At Harvard's newest center, researchers look for happiness

For those mired in the eternal quest for health and happiness, there's some good news. Harvard is on the case.

With the help of a $21 million donation, the Ivy League school is rounding up top researchers and launching a center to study happiness and health, and whether they're connected.

"We're going to be trying to see if the old adage that happiness makes you healthier is true," said Laura Kubzansky, co-director of the new center and a professor social and behavioral sciences.

Officially, it's called the Lee Kum Sheung Center for Health and Happiness, housed at Harvard's school of public health. It was created with a donation from the family of Lee Kum Sheung, the man who invented oyster sauce in China in 1888. Since then, his enterprise has grown into two Hong Kong-based international companies that sell food and health products.

The center is taking on questions about happiness that have split scientists. Some believe there's a clear link between mental and physical health, and several studies have supported the idea. Optimism, for example, has been tied to better heart health. But some other studies have recently found that happiness has no direct effect on mortality.

Harvard plans to add more evidence to the debate, but by studying the question, researchers also hope to learn more about what makes people happy. They want to know if certain behaviors are tied to mental and physical health, and how factors like income and race play a role. They're complex questions, Kubzansky said, with few easy answers.

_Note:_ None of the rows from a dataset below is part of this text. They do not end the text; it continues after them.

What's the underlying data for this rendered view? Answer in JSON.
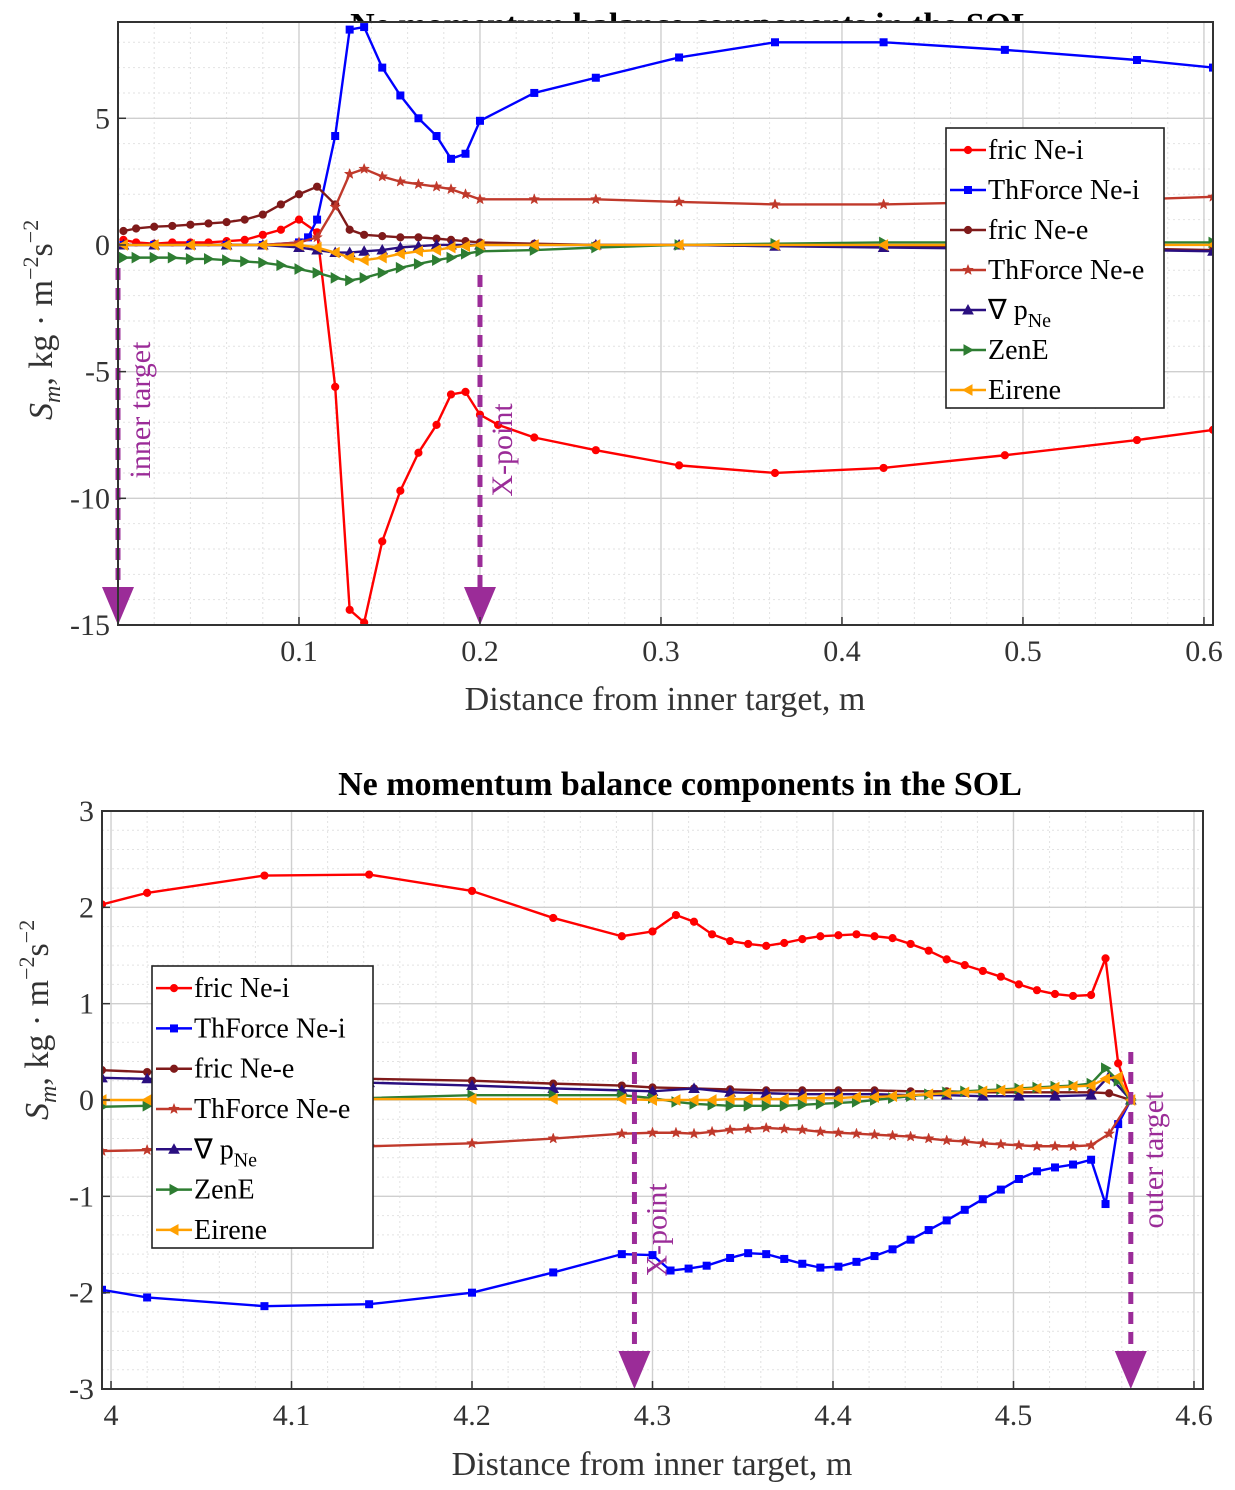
{
  "chart_data": [
    {
      "type": "line",
      "title": "Ne momentum balance components in the SOL",
      "xlabel": "Distance from inner target,  m",
      "ylabel_parts": {
        "S": "S",
        "m": "m",
        "unit": ",  kg · m",
        "exp1": "−2",
        "s": "s",
        "exp2": "−2"
      },
      "xlim": [
        0.0,
        0.605
      ],
      "ylim": [
        -15,
        8.8
      ],
      "xticks": [
        0.1,
        0.2,
        0.3,
        0.4,
        0.5,
        0.6
      ],
      "xtick_labels": [
        "0.1",
        "0.2",
        "0.3",
        "0.4",
        "0.5",
        "0.6"
      ],
      "yticks": [
        5,
        0,
        -5,
        -10,
        -15
      ],
      "ytick_labels": [
        "5",
        "0",
        "-5",
        "-10",
        "-15"
      ],
      "grid": true,
      "legend_position": "upper-right",
      "series": [
        {
          "name": "fric Ne-i",
          "color": "#ff0000",
          "marker": "circle",
          "x": [
            0.003,
            0.01,
            0.02,
            0.03,
            0.04,
            0.05,
            0.06,
            0.07,
            0.08,
            0.09,
            0.1,
            0.11,
            0.12,
            0.128,
            0.136,
            0.146,
            0.156,
            0.166,
            0.176,
            0.184,
            0.192,
            0.2,
            0.21,
            0.23,
            0.264,
            0.31,
            0.363,
            0.423,
            0.49,
            0.563,
            0.605
          ],
          "y": [
            0.2,
            0.1,
            0.05,
            0.1,
            0.1,
            0.1,
            0.15,
            0.2,
            0.4,
            0.6,
            1.0,
            0.5,
            -5.6,
            -14.4,
            -14.9,
            -11.7,
            -9.7,
            -8.2,
            -7.1,
            -5.9,
            -5.8,
            -6.7,
            -7.1,
            -7.6,
            -8.1,
            -8.7,
            -9.0,
            -8.8,
            -8.3,
            -7.7,
            -7.3
          ]
        },
        {
          "name": "ThForce Ne-i",
          "color": "#0000ff",
          "marker": "square",
          "x": [
            0.003,
            0.02,
            0.04,
            0.06,
            0.08,
            0.1,
            0.105,
            0.11,
            0.12,
            0.128,
            0.136,
            0.146,
            0.156,
            0.166,
            0.176,
            0.184,
            0.192,
            0.2,
            0.23,
            0.264,
            0.31,
            0.363,
            0.423,
            0.49,
            0.563,
            0.605
          ],
          "y": [
            0,
            0,
            0,
            0,
            0,
            0.1,
            0.3,
            1.0,
            4.3,
            8.5,
            8.6,
            7.0,
            5.9,
            5.0,
            4.3,
            3.4,
            3.6,
            4.9,
            6.0,
            6.6,
            7.4,
            8.0,
            8.0,
            7.7,
            7.3,
            7.0
          ]
        },
        {
          "name": "fric Ne-e",
          "color": "#7f1a1a",
          "marker": "circle",
          "x": [
            0.003,
            0.01,
            0.02,
            0.03,
            0.04,
            0.05,
            0.06,
            0.07,
            0.08,
            0.09,
            0.1,
            0.11,
            0.12,
            0.128,
            0.136,
            0.146,
            0.156,
            0.166,
            0.176,
            0.184,
            0.192,
            0.2,
            0.23,
            0.264,
            0.31,
            0.363,
            0.423,
            0.49,
            0.563,
            0.605
          ],
          "y": [
            0.55,
            0.65,
            0.72,
            0.75,
            0.8,
            0.85,
            0.9,
            1.0,
            1.2,
            1.6,
            2.0,
            2.3,
            1.6,
            0.6,
            0.4,
            0.35,
            0.3,
            0.3,
            0.25,
            0.2,
            0.15,
            0.1,
            0.05,
            0.0,
            0.0,
            -0.05,
            -0.05,
            -0.1,
            -0.15,
            -0.2
          ]
        },
        {
          "name": "ThForce Ne-e",
          "color": "#c0392b",
          "marker": "star",
          "x": [
            0.003,
            0.02,
            0.04,
            0.06,
            0.08,
            0.1,
            0.11,
            0.12,
            0.128,
            0.136,
            0.146,
            0.156,
            0.166,
            0.176,
            0.184,
            0.192,
            0.2,
            0.23,
            0.264,
            0.31,
            0.363,
            0.423,
            0.49,
            0.563,
            0.605
          ],
          "y": [
            0,
            0,
            0,
            0,
            0,
            0.1,
            0.3,
            1.5,
            2.8,
            3.0,
            2.7,
            2.5,
            2.4,
            2.3,
            2.2,
            2.0,
            1.8,
            1.8,
            1.8,
            1.7,
            1.6,
            1.6,
            1.7,
            1.8,
            1.9
          ]
        },
        {
          "name": "∇ p_Ne",
          "color": "#2a0f80",
          "marker": "triangle-up",
          "x": [
            0.003,
            0.02,
            0.04,
            0.06,
            0.08,
            0.1,
            0.11,
            0.12,
            0.128,
            0.136,
            0.146,
            0.156,
            0.166,
            0.176,
            0.184,
            0.2,
            0.23,
            0.264,
            0.31,
            0.363,
            0.423,
            0.49,
            0.563,
            0.605
          ],
          "y": [
            0,
            0,
            0,
            0,
            0,
            -0.1,
            -0.2,
            -0.3,
            -0.3,
            -0.25,
            -0.2,
            -0.1,
            -0.05,
            0,
            0,
            0,
            0,
            0,
            0,
            -0.05,
            -0.1,
            -0.15,
            -0.2,
            -0.25
          ]
        },
        {
          "name": "ZenE",
          "color": "#2e7d32",
          "marker": "triangle-right",
          "x": [
            0.003,
            0.01,
            0.02,
            0.03,
            0.04,
            0.05,
            0.06,
            0.07,
            0.08,
            0.09,
            0.1,
            0.11,
            0.12,
            0.128,
            0.136,
            0.146,
            0.156,
            0.166,
            0.176,
            0.184,
            0.192,
            0.2,
            0.23,
            0.264,
            0.31,
            0.363,
            0.423,
            0.49,
            0.563,
            0.605
          ],
          "y": [
            -0.5,
            -0.5,
            -0.5,
            -0.5,
            -0.55,
            -0.55,
            -0.6,
            -0.65,
            -0.7,
            -0.8,
            -0.95,
            -1.1,
            -1.3,
            -1.4,
            -1.3,
            -1.1,
            -0.9,
            -0.75,
            -0.6,
            -0.5,
            -0.35,
            -0.25,
            -0.2,
            -0.1,
            0,
            0.05,
            0.1,
            0.1,
            0.1,
            0.1
          ]
        },
        {
          "name": "Eirene",
          "color": "#ffa000",
          "marker": "triangle-left",
          "x": [
            0.003,
            0.02,
            0.04,
            0.06,
            0.08,
            0.1,
            0.11,
            0.12,
            0.128,
            0.136,
            0.146,
            0.156,
            0.166,
            0.176,
            0.184,
            0.192,
            0.2,
            0.23,
            0.264,
            0.31,
            0.363,
            0.423,
            0.49,
            0.563,
            0.605
          ],
          "y": [
            0,
            0,
            0,
            0,
            0,
            0,
            -0.1,
            -0.3,
            -0.5,
            -0.6,
            -0.5,
            -0.35,
            -0.25,
            -0.2,
            -0.1,
            -0.05,
            0,
            0,
            0,
            0,
            0,
            0,
            0,
            0,
            0
          ]
        }
      ],
      "annotations": [
        {
          "text": "inner target",
          "x": 0.0
        },
        {
          "text": "X-point",
          "x": 0.2
        }
      ]
    },
    {
      "type": "line",
      "title": "Ne momentum balance components in the SOL",
      "xlabel": "Distance from inner target,  m",
      "ylabel_parts": {
        "S": "S",
        "m": "m",
        "unit": ",  kg · m",
        "exp1": "−2",
        "s": "s",
        "exp2": "−2"
      },
      "xlim": [
        3.995,
        4.605
      ],
      "ylim": [
        -3,
        3
      ],
      "xticks": [
        4.0,
        4.1,
        4.2,
        4.3,
        4.4,
        4.5,
        4.6
      ],
      "xtick_labels": [
        "4",
        "4.1",
        "4.2",
        "4.3",
        "4.4",
        "4.5",
        "4.6"
      ],
      "yticks": [
        3,
        2,
        1,
        0,
        -1,
        -2,
        -3
      ],
      "ytick_labels": [
        "3",
        "2",
        "1",
        "0",
        "-1",
        "-2",
        "-3"
      ],
      "grid": true,
      "legend_position": "middle-left",
      "series": [
        {
          "name": "fric Ne-i",
          "color": "#ff0000",
          "marker": "circle",
          "x": [
            3.995,
            4.02,
            4.085,
            4.143,
            4.2,
            4.245,
            4.283,
            4.3,
            4.313,
            4.323,
            4.333,
            4.343,
            4.353,
            4.363,
            4.373,
            4.383,
            4.393,
            4.403,
            4.413,
            4.423,
            4.433,
            4.443,
            4.453,
            4.463,
            4.473,
            4.483,
            4.493,
            4.503,
            4.513,
            4.523,
            4.533,
            4.543,
            4.551,
            4.558,
            4.565
          ],
          "y": [
            2.03,
            2.15,
            2.33,
            2.34,
            2.17,
            1.89,
            1.7,
            1.75,
            1.92,
            1.85,
            1.72,
            1.65,
            1.62,
            1.6,
            1.63,
            1.67,
            1.7,
            1.71,
            1.72,
            1.7,
            1.68,
            1.62,
            1.55,
            1.46,
            1.4,
            1.34,
            1.28,
            1.2,
            1.14,
            1.1,
            1.08,
            1.09,
            1.47,
            0.38,
            0.0
          ]
        },
        {
          "name": "ThForce Ne-i",
          "color": "#0000ff",
          "marker": "square",
          "x": [
            3.995,
            4.02,
            4.085,
            4.143,
            4.2,
            4.245,
            4.283,
            4.3,
            4.31,
            4.32,
            4.33,
            4.343,
            4.353,
            4.363,
            4.373,
            4.383,
            4.393,
            4.403,
            4.413,
            4.423,
            4.433,
            4.443,
            4.453,
            4.463,
            4.473,
            4.483,
            4.493,
            4.503,
            4.513,
            4.523,
            4.533,
            4.543,
            4.551,
            4.558,
            4.565
          ],
          "y": [
            -1.97,
            -2.05,
            -2.14,
            -2.12,
            -2.0,
            -1.79,
            -1.6,
            -1.61,
            -1.77,
            -1.75,
            -1.72,
            -1.64,
            -1.59,
            -1.6,
            -1.65,
            -1.7,
            -1.74,
            -1.73,
            -1.68,
            -1.62,
            -1.55,
            -1.45,
            -1.35,
            -1.25,
            -1.14,
            -1.03,
            -0.93,
            -0.82,
            -0.74,
            -0.7,
            -0.67,
            -0.62,
            -1.08,
            -0.25,
            0.0
          ]
        },
        {
          "name": "fric Ne-e",
          "color": "#7f1a1a",
          "marker": "circle",
          "x": [
            3.995,
            4.02,
            4.085,
            4.143,
            4.2,
            4.245,
            4.283,
            4.3,
            4.323,
            4.343,
            4.363,
            4.383,
            4.403,
            4.423,
            4.443,
            4.463,
            4.483,
            4.503,
            4.523,
            4.543,
            4.553,
            4.565
          ],
          "y": [
            0.31,
            0.29,
            0.25,
            0.22,
            0.2,
            0.17,
            0.15,
            0.13,
            0.12,
            0.11,
            0.1,
            0.1,
            0.1,
            0.1,
            0.09,
            0.09,
            0.08,
            0.08,
            0.08,
            0.08,
            0.07,
            0.0
          ]
        },
        {
          "name": "ThForce Ne-e",
          "color": "#c0392b",
          "marker": "star",
          "x": [
            3.995,
            4.02,
            4.085,
            4.143,
            4.2,
            4.245,
            4.283,
            4.3,
            4.313,
            4.323,
            4.333,
            4.343,
            4.353,
            4.363,
            4.373,
            4.383,
            4.393,
            4.403,
            4.413,
            4.423,
            4.433,
            4.443,
            4.453,
            4.463,
            4.473,
            4.483,
            4.493,
            4.503,
            4.513,
            4.523,
            4.533,
            4.543,
            4.553,
            4.565
          ],
          "y": [
            -0.53,
            -0.52,
            -0.5,
            -0.48,
            -0.45,
            -0.4,
            -0.35,
            -0.34,
            -0.34,
            -0.35,
            -0.33,
            -0.31,
            -0.3,
            -0.29,
            -0.3,
            -0.31,
            -0.33,
            -0.34,
            -0.35,
            -0.36,
            -0.37,
            -0.38,
            -0.4,
            -0.42,
            -0.43,
            -0.45,
            -0.46,
            -0.47,
            -0.48,
            -0.48,
            -0.48,
            -0.47,
            -0.35,
            0.0
          ]
        },
        {
          "name": "∇ p_Ne",
          "color": "#2a0f80",
          "marker": "triangle-up",
          "x": [
            3.995,
            4.02,
            4.085,
            4.143,
            4.2,
            4.245,
            4.283,
            4.3,
            4.323,
            4.343,
            4.363,
            4.383,
            4.403,
            4.423,
            4.443,
            4.463,
            4.483,
            4.503,
            4.523,
            4.543,
            4.553,
            4.565
          ],
          "y": [
            0.23,
            0.22,
            0.2,
            0.18,
            0.15,
            0.12,
            0.1,
            0.09,
            0.12,
            0.08,
            0.07,
            0.06,
            0.06,
            0.06,
            0.05,
            0.05,
            0.04,
            0.04,
            0.04,
            0.05,
            0.25,
            0.0
          ]
        },
        {
          "name": "ZenE",
          "color": "#2e7d32",
          "marker": "triangle-right",
          "x": [
            3.995,
            4.02,
            4.085,
            4.143,
            4.2,
            4.245,
            4.283,
            4.3,
            4.313,
            4.323,
            4.333,
            4.343,
            4.353,
            4.363,
            4.373,
            4.383,
            4.393,
            4.403,
            4.413,
            4.423,
            4.433,
            4.443,
            4.453,
            4.463,
            4.473,
            4.483,
            4.493,
            4.503,
            4.513,
            4.523,
            4.533,
            4.543,
            4.551,
            4.558,
            4.565
          ],
          "y": [
            -0.07,
            -0.06,
            -0.02,
            0.02,
            0.05,
            0.05,
            0.05,
            0.02,
            -0.02,
            -0.04,
            -0.05,
            -0.06,
            -0.06,
            -0.06,
            -0.06,
            -0.05,
            -0.04,
            -0.03,
            -0.02,
            0.0,
            0.02,
            0.04,
            0.06,
            0.08,
            0.09,
            0.1,
            0.11,
            0.12,
            0.13,
            0.14,
            0.15,
            0.17,
            0.33,
            0.2,
            0.0
          ]
        },
        {
          "name": "Eirene",
          "color": "#ffa000",
          "marker": "triangle-left",
          "x": [
            3.995,
            4.02,
            4.085,
            4.143,
            4.2,
            4.245,
            4.283,
            4.3,
            4.313,
            4.323,
            4.333,
            4.343,
            4.353,
            4.363,
            4.373,
            4.383,
            4.393,
            4.403,
            4.413,
            4.423,
            4.433,
            4.443,
            4.453,
            4.463,
            4.473,
            4.483,
            4.493,
            4.503,
            4.513,
            4.523,
            4.533,
            4.543,
            4.551,
            4.558,
            4.565
          ],
          "y": [
            0.0,
            0.0,
            0.01,
            0.01,
            0.01,
            0.01,
            0.01,
            0.0,
            0.0,
            0.0,
            0.0,
            0.01,
            0.01,
            0.01,
            0.01,
            0.02,
            0.02,
            0.02,
            0.03,
            0.03,
            0.04,
            0.05,
            0.06,
            0.07,
            0.08,
            0.09,
            0.1,
            0.11,
            0.12,
            0.13,
            0.14,
            0.15,
            0.22,
            0.24,
            0.0
          ]
        }
      ],
      "annotations": [
        {
          "text": "X-point",
          "x": 4.29
        },
        {
          "text": "outer target",
          "x": 4.565
        }
      ]
    }
  ]
}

"We're not going be in the business of saying to people, 'Don't worry, be happy,'" she said. "There are many social forces and constraints that make it impossible or harder for people to attain these states of mental well-being."

Ultimately, the goal is to produce findings that can be used to help people stay healthy and happy.

The work is a departure from the type of medicine that aims to treat or cure diseases. Here, researchers are studying the absence of disease.

"If you only ever look at the bad things that happen, then you may not understand the full spectrum of factors that matter," Kubzansky said. "We're trying to look at a bigger spectrum of health."

And then there's the question about how to measure happiness. Until now, most researchers have relied on data from subjects who report their feelings. But the Harvard center will explore other ideas, including technology that can help gauge moods. The work will draw on faculty from many fields, including psychology, medicine and sociology.

For now, the center is housed in a building at Harvard's school of public health. Other than its name and its yellow walls, though, a center for happiness mostly looks like any other.

"We don't have emojis on the wall," Kubzansky said. "I thought about it, but we're trying to maintain gravitas."